O Comando Militar do Oeste (CMO) está realizando uma operação de preparação em Dourados, Mato Grosso do Sul, para empregar tropas a partir desta quarta-feira (8) nas aldeias Jaguapiru e Bororó. O objetivo principal é combater o mosquito Aedes aegypti, transmissor da chikungunya e da dengue, em resposta a um surto que tem afetado a região.
Mobilização militar e treinamento intensivo
A preparação começou na quinta-feira (2), com uma reunião estratégica entre o CMO e a Secretaria de Saúde do estado. Entre sexta-feira (3) e domingo (5), foram definidos detalhes cruciais como o planejamento operacional, as áreas específicas de atuação e a mobilização dos recursos necessários. Nesta segunda-feira (6) e terça-feira (7), as equipes passaram por um treinamento e capacitação rigorosos para garantir a eficácia da operação.
Ao todo, 40 militares serão mobilizados, com o apoio de cinco viaturas, visando uma ação coordenada e eficiente nas comunidades indígenas. Essa iniciativa surge em um contexto de emergência de saúde pública, onde a colaboração entre forças militares e autoridades sanitárias se torna essencial.
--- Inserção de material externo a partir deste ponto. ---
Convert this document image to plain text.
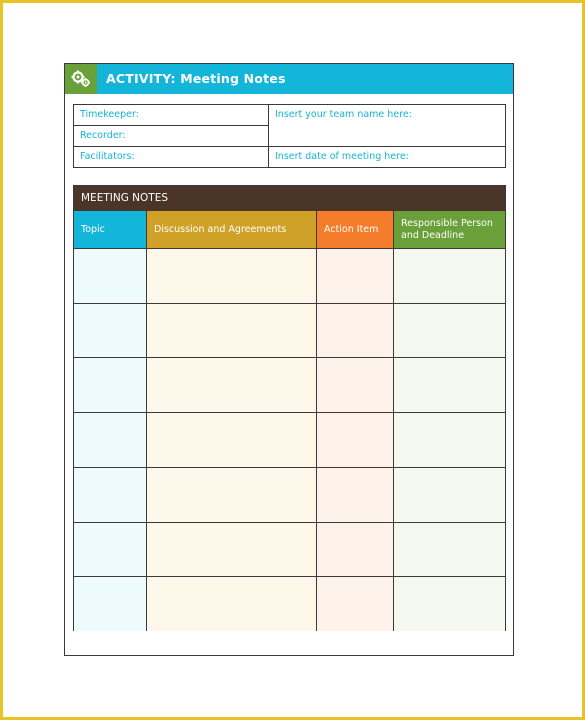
ACTIVITY: Meeting Notes
Timekeeper:
Recorder:
Facilitators:
Insert your team name here:
Insert date of meeting here:
MEETING NOTES
Topic	Discussion and Agreements	Action Item
Responsible Person and Deadline
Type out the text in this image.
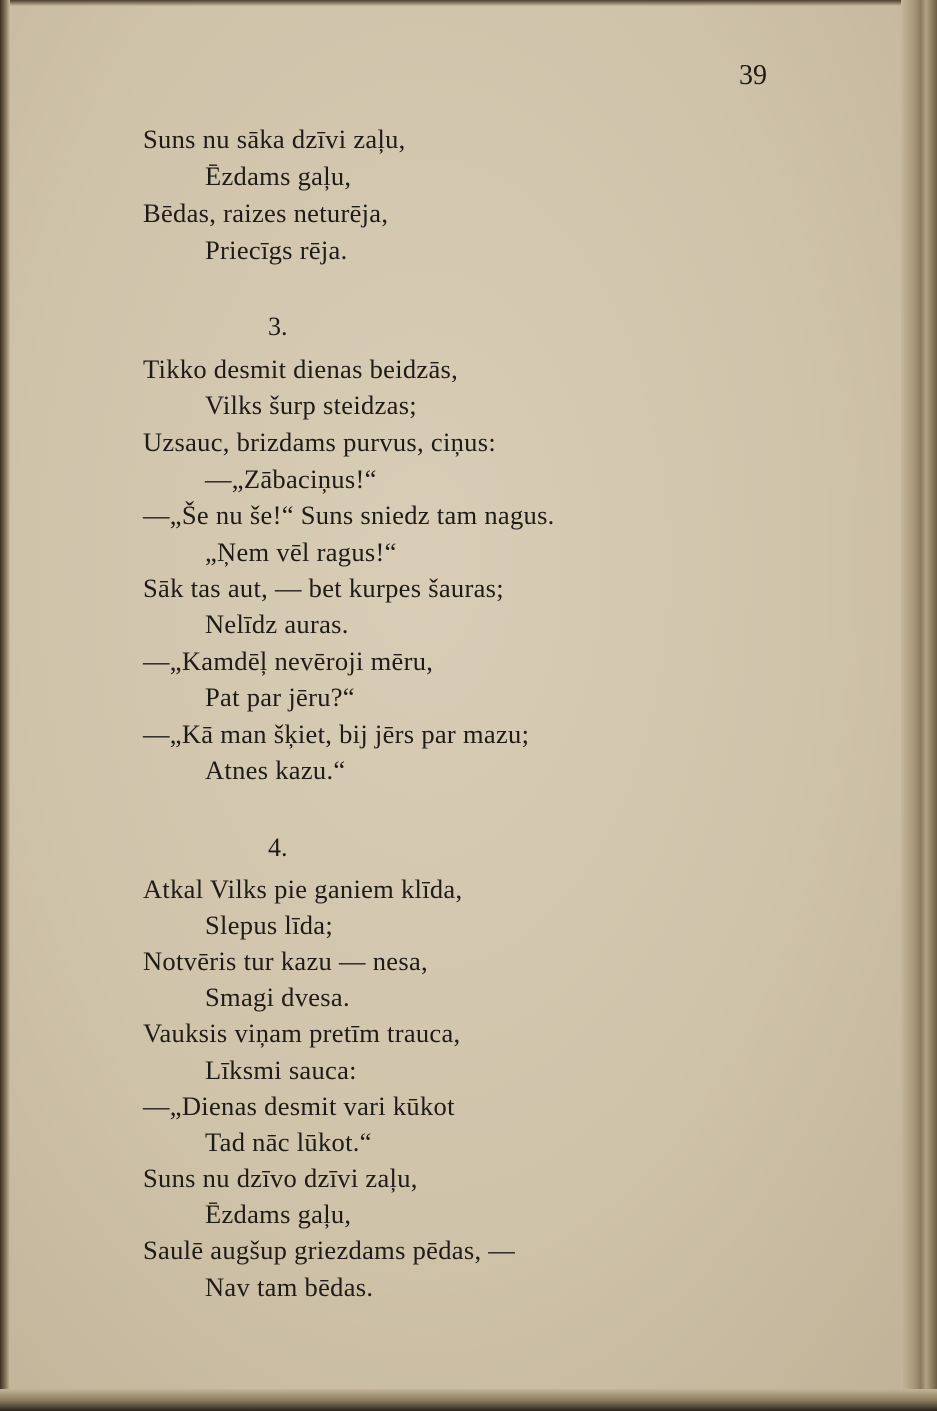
39
Suns nu sāka dzīvi zaļu,
Ēzdams gaļu,
Bēdas, raizes neturēja,
Priecīgs rēja.
3.
Tikko desmit dienas beidzās,
Vilks šurp steidzas;
Uzsauc, brizdams purvus, ciņus:
—„Zābaciņus!“
—„Še nu še!“ Suns sniedz tam nagus.
„Ņem vēl ragus!“
Sāk tas aut, — bet kurpes šauras;
Nelīdz auras.
—„Kamdēļ nevēroji mēru,
Pat par jēru?“
—„Kā man šķiet, bij jērs par mazu;
Atnes kazu.“
4.
Atkal Vilks pie ganiem klīda,
Slepus līda;
Notvēris tur kazu — nesa,
Smagi dvesa.
Vauksis viņam pretīm trauca,
Līksmi sauca:
—„Dienas desmit vari kūkot
Tad nāc lūkot.“
Suns nu dzīvo dzīvi zaļu,
Ēzdams gaļu,
Saulē augšup griezdams pēdas, —
Nav tam bēdas.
Cenário alarmante de chikungunya em Mato Grosso do Sul
Mato Grosso do Sul registra um aumento significativo de casos de chikungunya em 2026, com mais de 1,7 mil casos confirmados e concentrando 7 das 15 mortes pela doença no país neste ano. A maior parte dos registros está em Dourados, no sul do estado, afetando especialmente a maior reserva indígena urbana do país, onde vivem mais de 20 mil indígenas guarani-kaiowá.
Diante dessa situação crítica, o governo federal decretou estado de emergência na cidade, destacando a gravidade do surto. A chikungunya, transmitida pelo mesmo mosquito da dengue e da zika, tem levado as autoridades a ampliar ações de controle e atendimento, incluindo a intensificação de campanhas de prevenção e o reforço na infraestrutura de saúde.
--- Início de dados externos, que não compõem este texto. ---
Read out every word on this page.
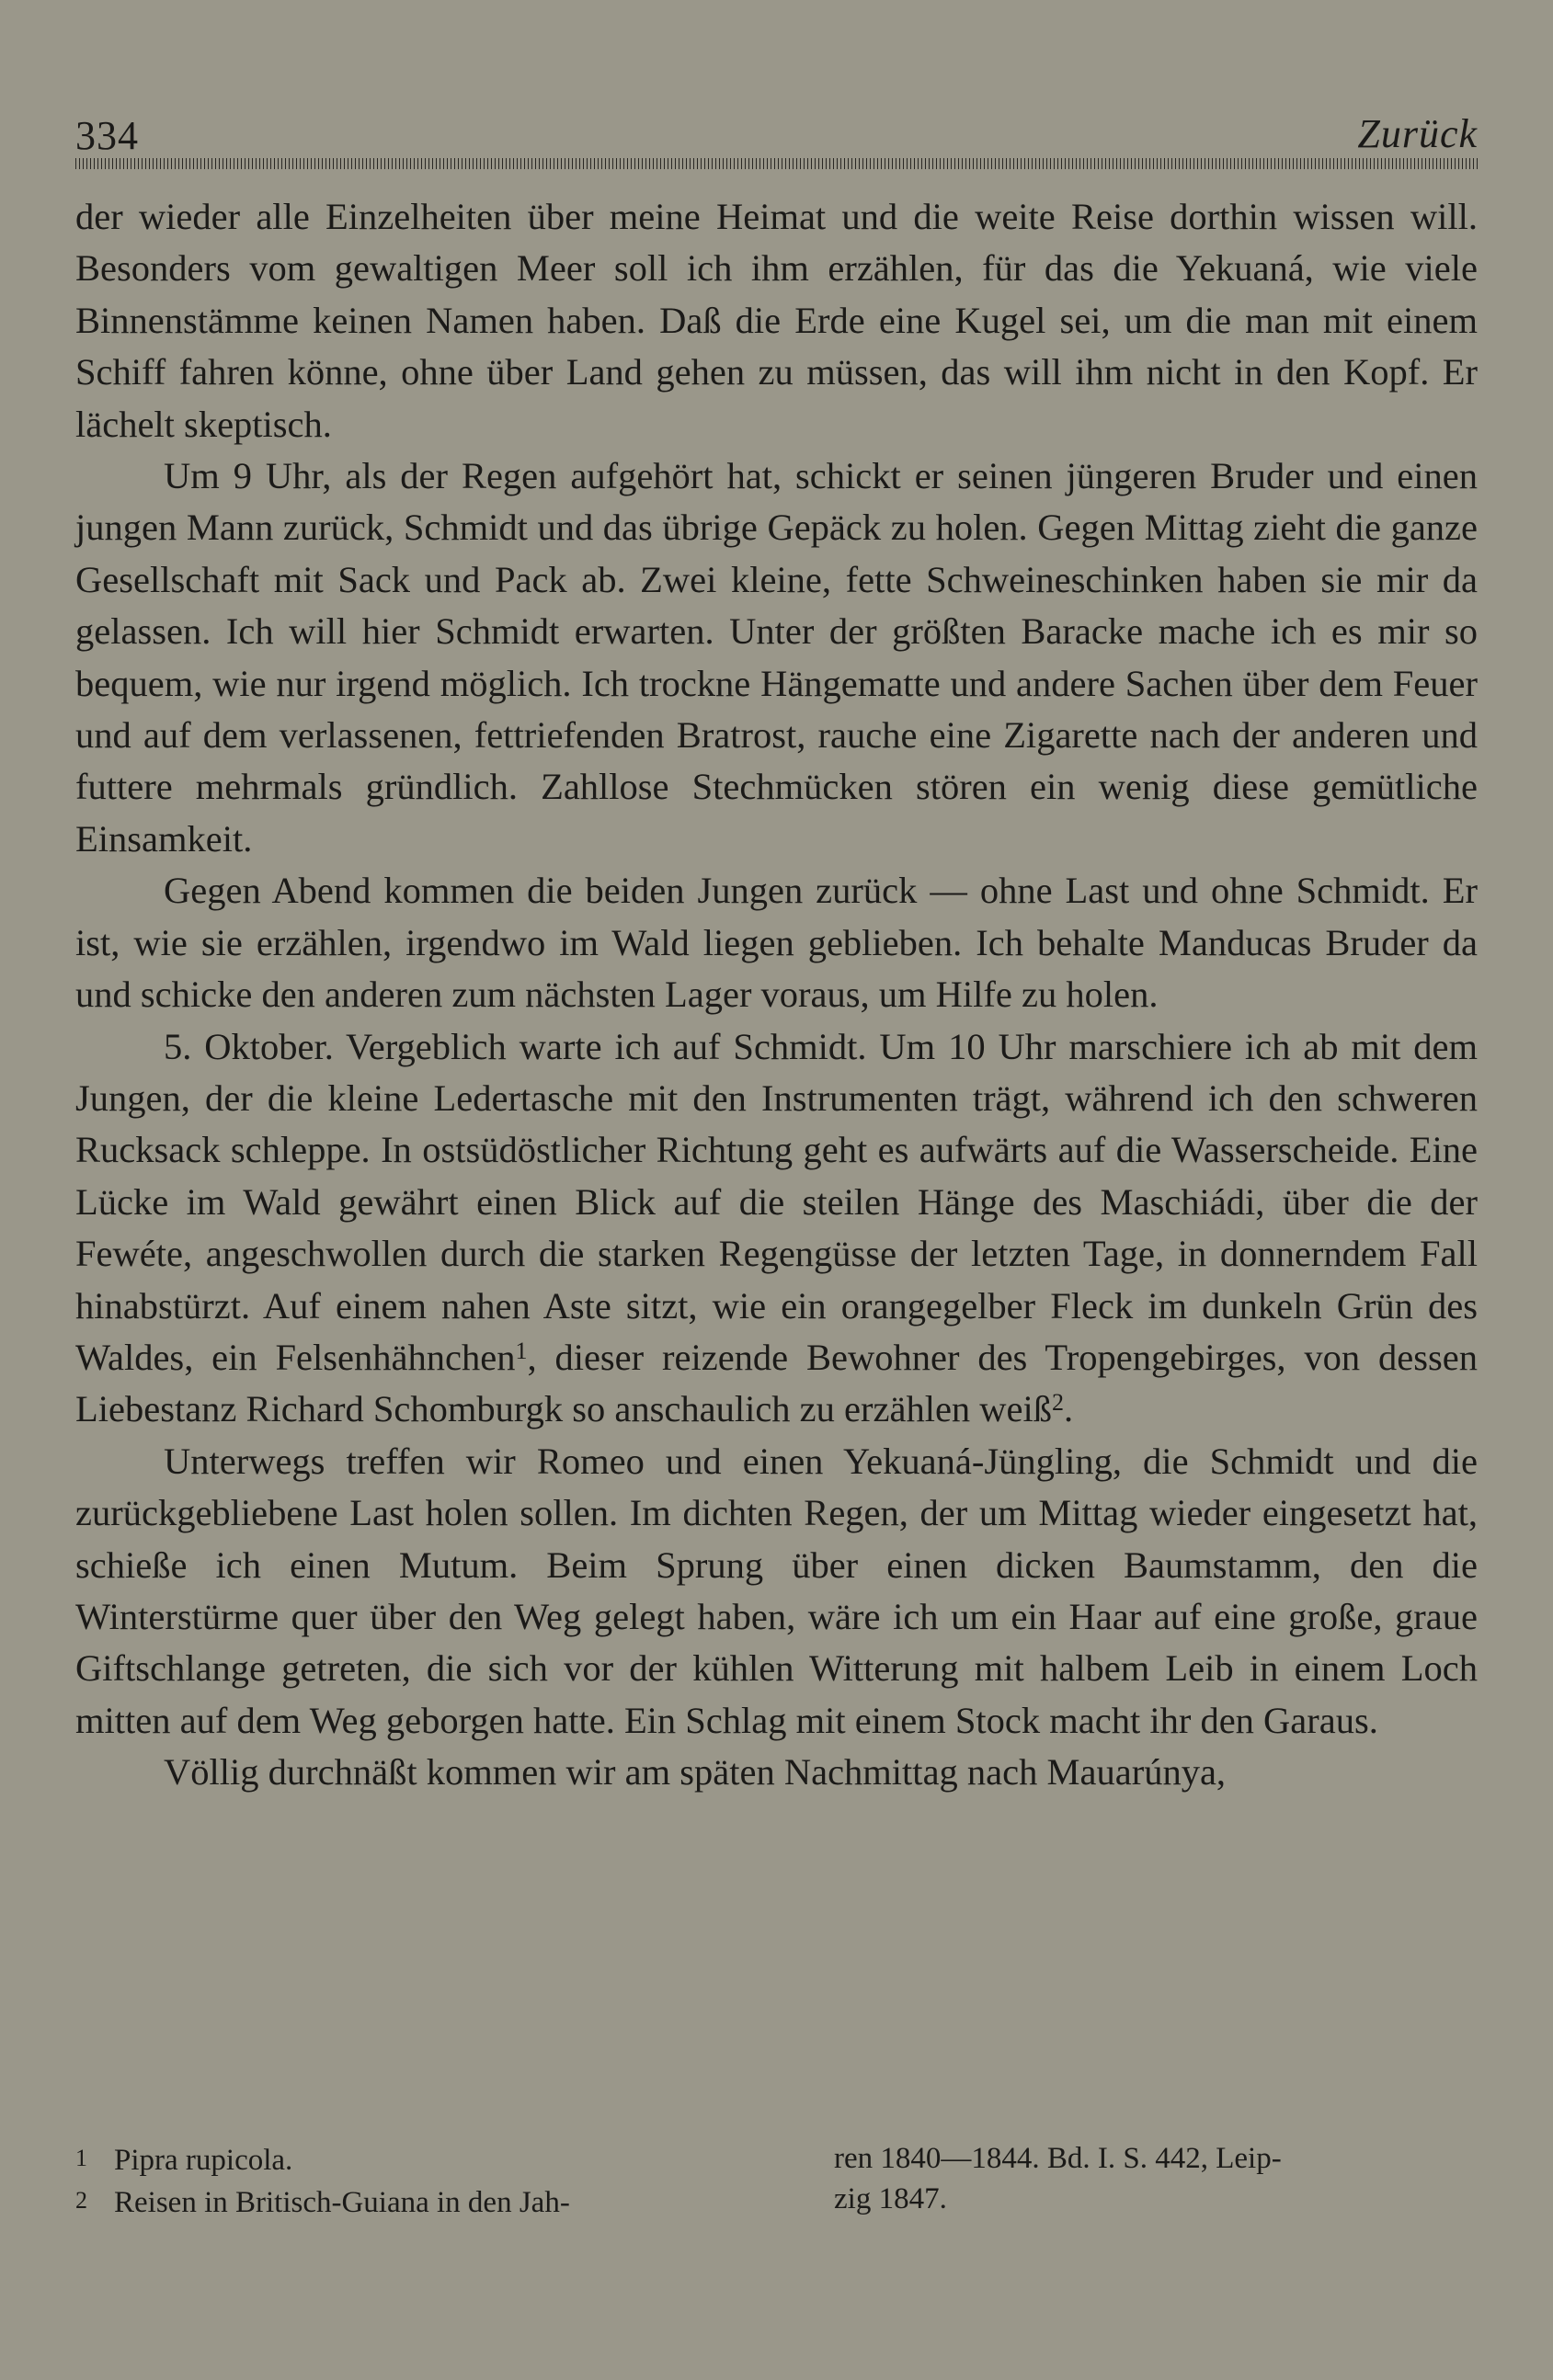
334	Zurück

der wieder alle Einzelheiten über meine Heimat und die weite Reise dorthin wissen will. Besonders vom gewaltigen Meer soll ich ihm erzählen, für das die Yekuaná, wie viele Binnenstämme keinen Namen haben. Daß die Erde eine Kugel sei, um die man mit einem Schiff fahren könne, ohne über Land gehen zu müssen, das will ihm nicht in den Kopf. Er lächelt skeptisch.

Um 9 Uhr, als der Regen aufgehört hat, schickt er seinen jüngeren Bruder und einen jungen Mann zurück, Schmidt und das übrige Gepäck zu holen. Gegen Mittag zieht die ganze Gesellschaft mit Sack und Pack ab. Zwei kleine, fette Schweineschinken haben sie mir da gelassen. Ich will hier Schmidt erwarten. Unter der größten Baracke mache ich es mir so bequem, wie nur irgend möglich. Ich trockne Hängematte und andere Sachen über dem Feuer und auf dem verlassenen, fettriefenden Bratrost, rauche eine Zigarette nach der anderen und futtere mehrmals gründlich. Zahllose Stechmücken stören ein wenig diese gemütliche Einsamkeit.

Gegen Abend kommen die beiden Jungen zurück — ohne Last und ohne Schmidt. Er ist, wie sie erzählen, irgendwo im Wald liegen geblieben. Ich behalte Manducas Bruder da und schicke den anderen zum nächsten Lager voraus, um Hilfe zu holen.

5. Oktober. Vergeblich warte ich auf Schmidt. Um 10 Uhr marschiere ich ab mit dem Jungen, der die kleine Ledertasche mit den Instrumenten trägt, während ich den schweren Rucksack schleppe. In ostsüdöstlicher Richtung geht es aufwärts auf die Wasserscheide. Eine Lücke im Wald gewährt einen Blick auf die steilen Hänge des Maschiádi, über die der Fewéte, angeschwollen durch die starken Regengüsse der letzten Tage, in donnerndem Fall hinabstürzt. Auf einem nahen Aste sitzt, wie ein orangegelber Fleck im dunkeln Grün des Waldes, ein Felsenhähnchen$^1$, dieser reizende Bewohner des Tropengebirges, von dessen Liebestanz Richard Schomburgk so anschaulich zu erzählen weiß$^2$.

Unterwegs treffen wir Romeo und einen Yekuaná-Jüngling, die Schmidt und die zurückgebliebene Last holen sollen. Im dichten Regen, der um Mittag wieder eingesetzt hat, schieße ich einen Mutum. Beim Sprung über einen dicken Baumstamm, den die Winterstürme quer über den Weg gelegt haben, wäre ich um ein Haar auf eine große, graue Giftschlange getreten, die sich vor der kühlen Witterung mit halbem Leib in einem Loch mitten auf dem Weg geborgen hatte. Ein Schlag mit einem Stock macht ihr den Garaus.

Völlig durchnäßt kommen wir am späten Nachmittag nach Mauarúnya,

1 Pipra rupicola.
2 Reisen in Britisch-Guiana in den Jah-
ren 1840—1844. Bd. I. S. 442, Leip-
zig 1847.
Alerta para transmissão contínua e medidas adicionais
Especialistas alertam que, mesmo com o fim do período mais comum das arboviroses, a transmissão da chikungunya deve continuar. Segundo o infectologista Júlio Croda, o vírus chegou recentemente ao estado, aumentando o número de pessoas vulneráveis. “Apesar de estarmos no último mês de sazonalidade das arboviroses, muito provavelmente a transmissão do chikungunya vai permanecer por mais um ou dois anos porque existem muitas pessoas suscetíveis. A chikungunya chegou recentemente aqui no estado e deve ocorrer eventualmente em 2027 e 2028.”
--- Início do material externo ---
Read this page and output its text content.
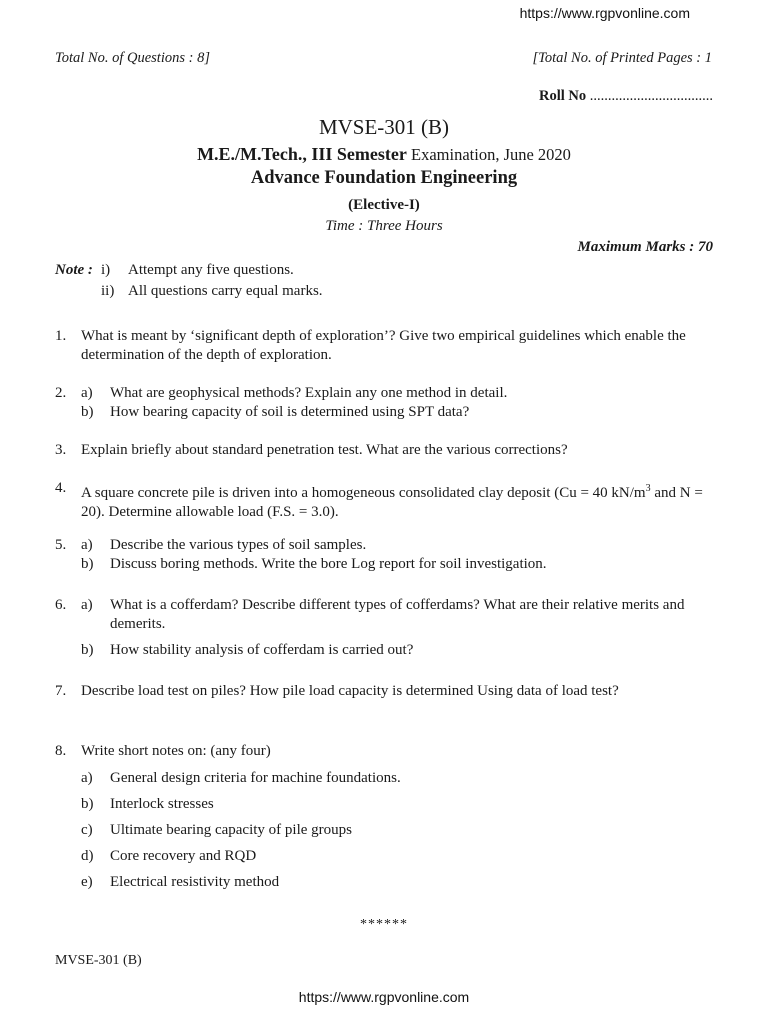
https://www.rgpvonline.com
Total No. of Questions : 8]	[Total No. of Printed Pages : 1
Roll No ..................................
MVSE-301 (B)
M.E./M.Tech., III Semester Examination, June 2020
Advance Foundation Engineering
(Elective-I)
Time : Three Hours
Maximum Marks : 70
Note : i) Attempt any five questions.
ii) All questions carry equal marks.
1. What is meant by ‘significant depth of exploration’? Give two empirical guidelines which enable the determination of the depth of exploration.
2. a) What are geophysical methods? Explain any one method in detail.
b) How bearing capacity of soil is determined using SPT data?
3. Explain briefly about standard penetration test. What are the various corrections?
4. A square concrete pile is driven into a homogeneous consolidated clay deposit (Cu = 40 $kN/m^3$ and N = 20). Determine allowable load (F.S. = 3.0).
5. a) Describe the various types of soil samples.
b) Discuss boring methods. Write the bore Log report for soil investigation.
6. a) What is a cofferdam? Describe different types of cofferdams? What are their relative merits and demerits.
b) How stability analysis of cofferdam is carried out?
7. Describe load test on piles? How pile load capacity is determined Using data of load test?
8. Write short notes on: (any four)
a) General design criteria for machine foundations.
b) Interlock stresses
c) Ultimate bearing capacity of pile groups
d) Core recovery and RQD
e) Electrical resistivity method
******
MVSE-301 (B)
https://www.rgpvonline.com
Como medida adicional, Mato Grosso do Sul recebeu mais de 46 mil doses da vacina contra a chikungunya, que serão distribuídas principalmente para o sul do estado. As autoridades de saúde enfatizam que, além da vacinação, o combate ao mosquito é fundamental para evitar novos casos. A Secretaria de Estado de Saúde tem intensificado ações com o envio de equipamentos, ampliação de testes, criação de leitos e mutirões na reserva indígena.
Essa operação militar representa um esforço conjunto para conter a propagação da doença e proteger as comunidades indígenas, que são particularmente afetadas pelo surto. A expectativa é que, com a mobilização rápida e o treinamento adequado, seja possível reduzir os casos e melhorar as condições de saúde na região.